The Nigerian naira fell to 305 to a dollar yesterday as pressure on the currency continues. The new low is the continued reaction of the market to a policy shift by the Central Bank of Nigeria (CBN) which stopped foreign exchange sale to Bureaux De Change (BDCs).
With the CBN living in denial over the true value of the naira and resisting calls for devaluation despite the huge gap between the official rates and parallel market rates, the BDCs have been the only way to know the true value of the naira, as the CBN continued multiple measures to defend the currency. But while the CBN’s move may be a sincere way of continuing what it thinks is best for the country, commercial banks have been ripping off Nigerians, using the same exchange rates which BDCs have been criticized over.

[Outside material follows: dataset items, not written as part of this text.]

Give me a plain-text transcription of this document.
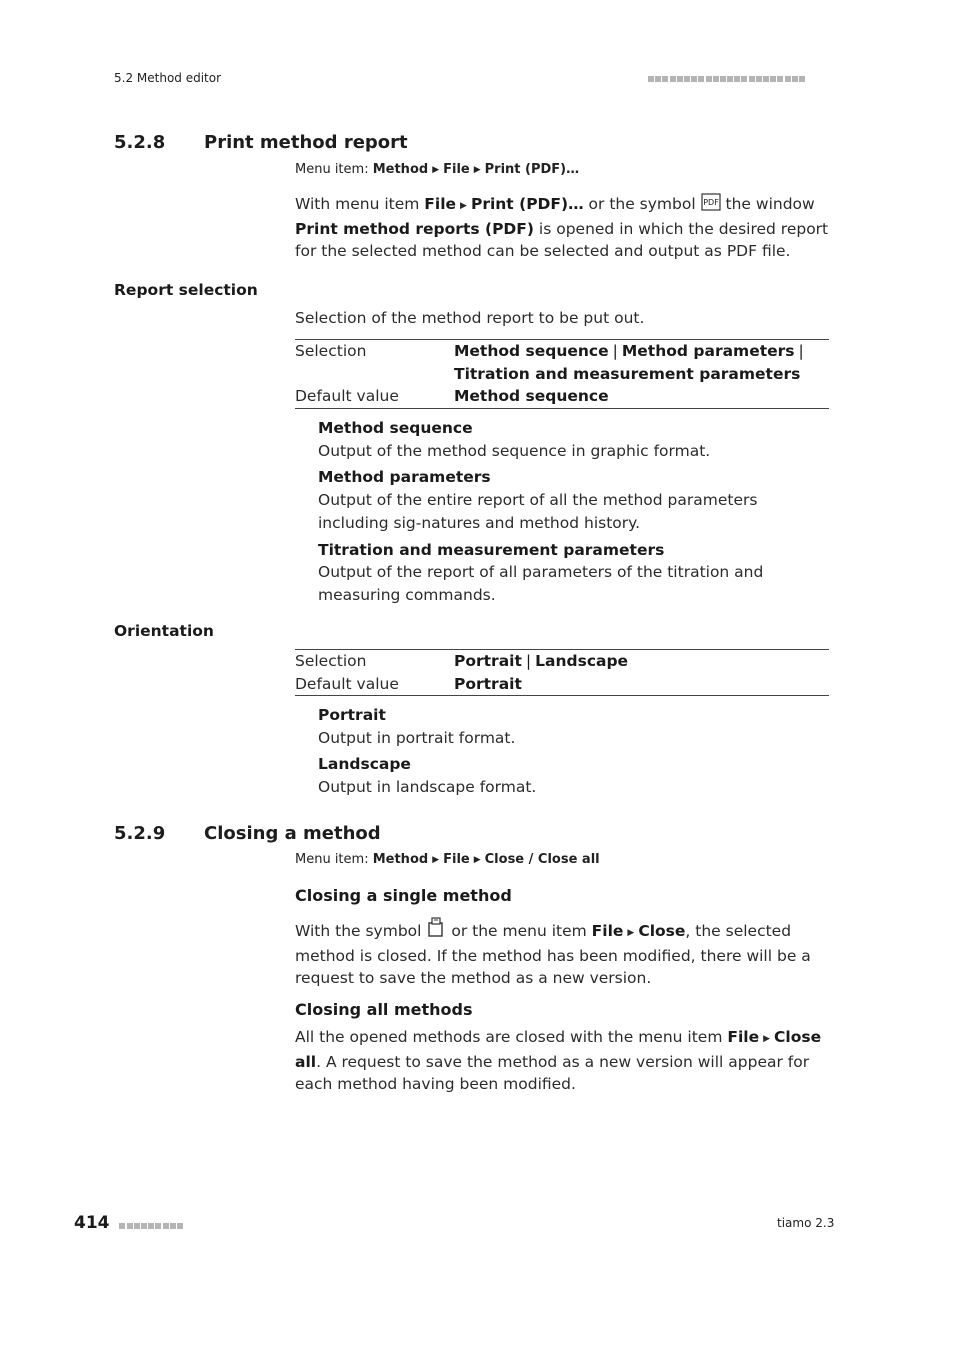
5.2 Method editor
5.2.8 Print method report
Menu item: Method ▶ File ▶ Print (PDF)…
With menu item File ▶ Print (PDF)… or the symbol PDF the window Print method reports (PDF) is opened in which the desired report for the selected method can be selected and output as PDF file.
Report selection
Selection of the method report to be put out.
Selection	Method sequence | Method parameters |
Titration and measurement parameters
Default value	Method sequence
Method sequence
Output of the method sequence in graphic format.
Method parameters
Output of the entire report of all the method parameters including sig-natures and method history.
Titration and measurement parameters
Output of the report of all parameters of the titration and measuring commands.
Orientation
Selection	Portrait | Landscape
Default value	Portrait
Portrait
Output in portrait format.
Landscape
Output in landscape format.
5.2.9 Closing a method
Menu item: Method ▶ File ▶ Close / Close all
Closing a single method
With the symbol or the menu item File ▶ Close, the selected method is closed. If the method has been modified, there will be a request to save the method as a new version.
Closing all methods
All the opened methods are closed with the menu item File ▶ Close all. A request to save the method as a new version will appear for each method having been modified.
414	tiamo 2.3
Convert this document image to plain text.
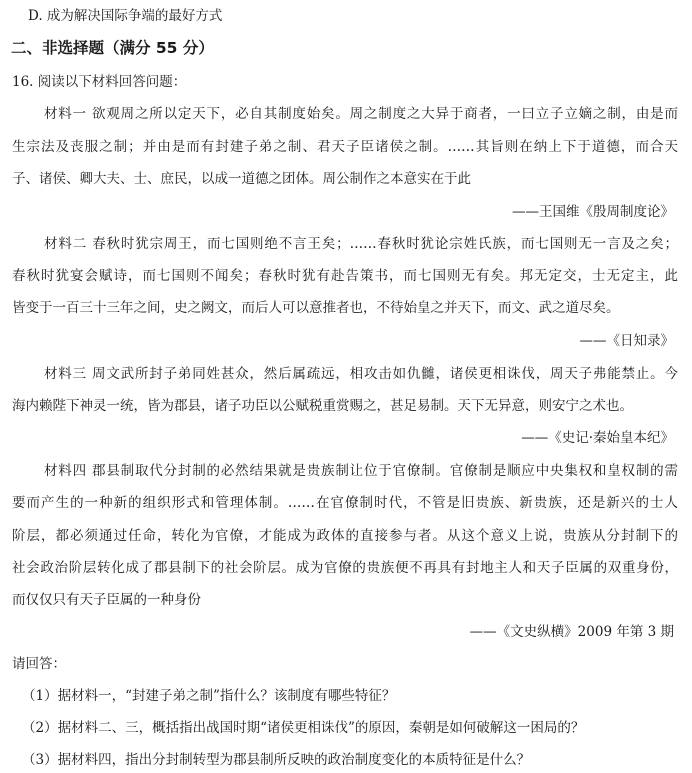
D. 成为解决国际争端的最好方式
二、非选择题（满分 55 分）
16. 阅读以下材料回答问题：
材料一 欲观周之所以定天下，必自其制度始矣。周之制度之大异于商者，一曰立子立嫡之制，由是而
生宗法及丧服之制；并由是而有封建子弟之制、君天子臣诸侯之制。……其旨则在纳上下于道德，而合天
子、诸侯、卿大夫、士、庶民，以成一道德之团体。周公制作之本意实在于此
——王国维《殷周制度论》
材料二 春秋时犹宗周王，而七国则绝不言王矣；……春秋时犹论宗姓氏族，而七国则无一言及之矣；
春秋时犹宴会赋诗，而七国则不闻矣；春秋时犹有赴告策书，而七国则无有矣。邦无定交，士无定主，此
皆变于一百三十三年之间，史之阙文，而后人可以意推者也，不待始皇之并天下，而文、武之道尽矣。
——《日知录》
材料三 周文武所封子弟同姓甚众，然后属疏远，相攻击如仇雠，诸侯更相诛伐，周天子弗能禁止。今
海内赖陛下神灵一统，皆为郡县，诸子功臣以公赋税重赏赐之，甚足易制。天下无异意，则安宁之术也。
——《史记·秦始皇本纪》
材料四 郡县制取代分封制的必然结果就是贵族制让位于官僚制。官僚制是顺应中央集权和皇权制的需
要而产生的一种新的组织形式和管理体制。……在官僚制时代，不管是旧贵族、新贵族，还是新兴的士人
阶层，都必须通过任命，转化为官僚，才能成为政体的直接参与者。从这个意义上说，贵族从分封制下的
社会政治阶层转化成了郡县制下的社会阶层。成为官僚的贵族便不再具有封地主人和天子臣属的双重身份，
而仅仅只有天子臣属的一种身份
——《文史纵横》2009 年第 3 期
请回答：
（1）据材料一，“封建子弟之制”指什么？该制度有哪些特征？
（2）据材料二、三，概括指出战国时期“诸侯更相诛伐”的原因，秦朝是如何破解这一困局的？
（3）据材料四，指出分封制转型为郡县制所反映的政治制度变化的本质特征是什么？
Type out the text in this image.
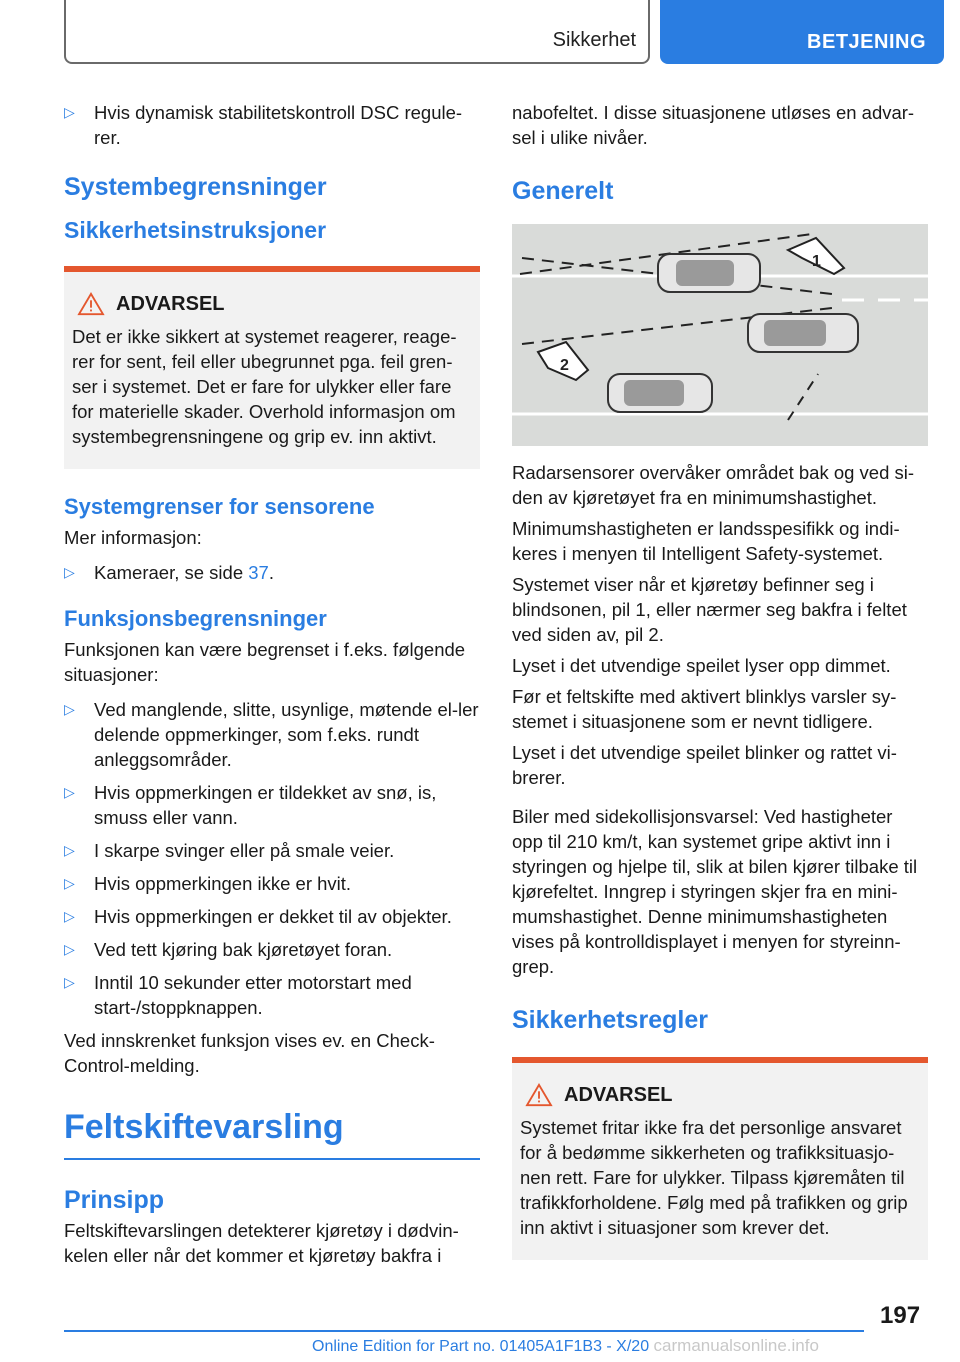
Sikkerhet	BETJENING
▷ Hvis dynamisk stabilitetskontroll DSC regule-rer.
Systembegrensninger
Sikkerhetsinstruksjoner
ADVARSEL

Det er ikke sikkert at systemet reagerer, reage-rer for sent, feil eller ubegrunnet pga. feil gren-ser i systemet. Det er fare for ulykker eller fare for materielle skader. Overhold informasjon om systembegrensningene og grip ev. inn aktivt.

Systemgrenser for sensorene

Mer informasjon:

▷ Kameraer, se side 37.
Funksjonsbegrensninger

Funksjonen kan være begrenset i f.eks. følgende situasjoner:

▷ Ved manglende, slitte, usynlige, møtende el-ler delende oppmerkinger, som f.eks. rundt anleggsområder.
▷ Hvis oppmerkingen er tildekket av snø, is, smuss eller vann.
▷ I skarpe svinger eller på smale veier.
▷ Hvis oppmerkingen ikke er hvit.
▷ Hvis oppmerkingen er dekket til av objekter.
▷ Ved tett kjøring bak kjøretøyet foran.
▷ Inntil 10 sekunder etter motorstart med start-/stoppknappen.

Ved innskrenket funksjon vises ev. en Check-Control-melding.

Feltskiftevarsling
Prinsipp

Feltskiftevarslingen detekterer kjøretøy i dødvin-kelen eller når det kommer et kjøretøy bakfra i

nabofeltet. I disse situasjonene utløses en advar-sel i ulike nivåer.

Generelt
1
2

Radarsensorer overvåker området bak og ved si-den av kjøretøyet fra en minimumshastighet.

Minimumshastigheten er landsspesifikk og indi-keres i menyen til Intelligent Safety-systemet.

Systemet viser når et kjøretøy befinner seg i blindsonen, pil 1, eller nærmer seg bakfra i feltet ved siden av, pil 2.

Lyset i det utvendige speilet lyser opp dimmet.

Før et feltskifte med aktivert blinklys varsler sy-stemet i situasjonene som er nevnt tidligere.

Lyset i det utvendige speilet blinker og rattet vi-brerer.

Biler med sidekollisjonsvarsel: Ved hastigheter opp til 210 km/t, kan systemet gripe aktivt inn i styringen og hjelpe til, slik at bilen kjører tilbake til kjørefeltet. Inngrep i styringen skjer fra en mini-mumshastighet. Denne minimumshastigheten vises på kontrolldisplayet i menyen for styreinn-grep.

Sikkerhetsregler
ADVARSEL

Systemet fritar ikke fra det personlige ansvaret for å bedømme sikkerheten og trafikksituasjo-nen rett. Fare for ulykker. Tilpass kjøremåten til trafikkforholdene. Følg med på trafikken og grip inn aktivt i situasjoner som krever det.

197
Online Edition for Part no. 01405A1F1B3 - X/20 carmanualsonline.info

In justifying the move by the CBN, Governor Godwin Emefiele said: “Despite the fact that Nigeria is the only country in the world where the central bank sells dollars directly to BDCs, operators in this segment have not reciprocated the bank’s gesture to help maintain stability in the market. Whereas the bank has continued to sell Dollars at about N197 per dollar to these operators, they have in turned become greedy in their sales to ordinary Nigerians, with selling rates as high as N250 per dollar”. Commercial banks in Nigeria are also guilty of this.
A digital media professional* told me on Tuesday that Nigeria’s Guaranty Trust Bank charged it over N300 to a dollar when she used her debit card to pay a Uber service. Another media professional* who received some dollar payments from clients abroad said his payment which was done with his naira account ended up on an exchange rate of about N200 to a dollar. In other words, Nigerian banks have been selling dollar to customers at the parallel market rates but they buy using the official rates. With the naira to have fallen to 305 to a dollar, a bank customer may lose as much as N100 on each dollar to the bank. The banks are the biggest gainers in the naira’s current state and as far as they are concerned, this may last a little longer and fill their pockets with more dollars.
The CBN is mistaken; the “rent-seeking behaviour” does not end with BDCs, banks are worse. For what it’s worth, BDCs give people the true value of their money but banks only remember the true value when it swings in their favour.
While the naira keeps falling and the forex reserves keeps depreciating as oil price slump continues, the CBN should do what is right.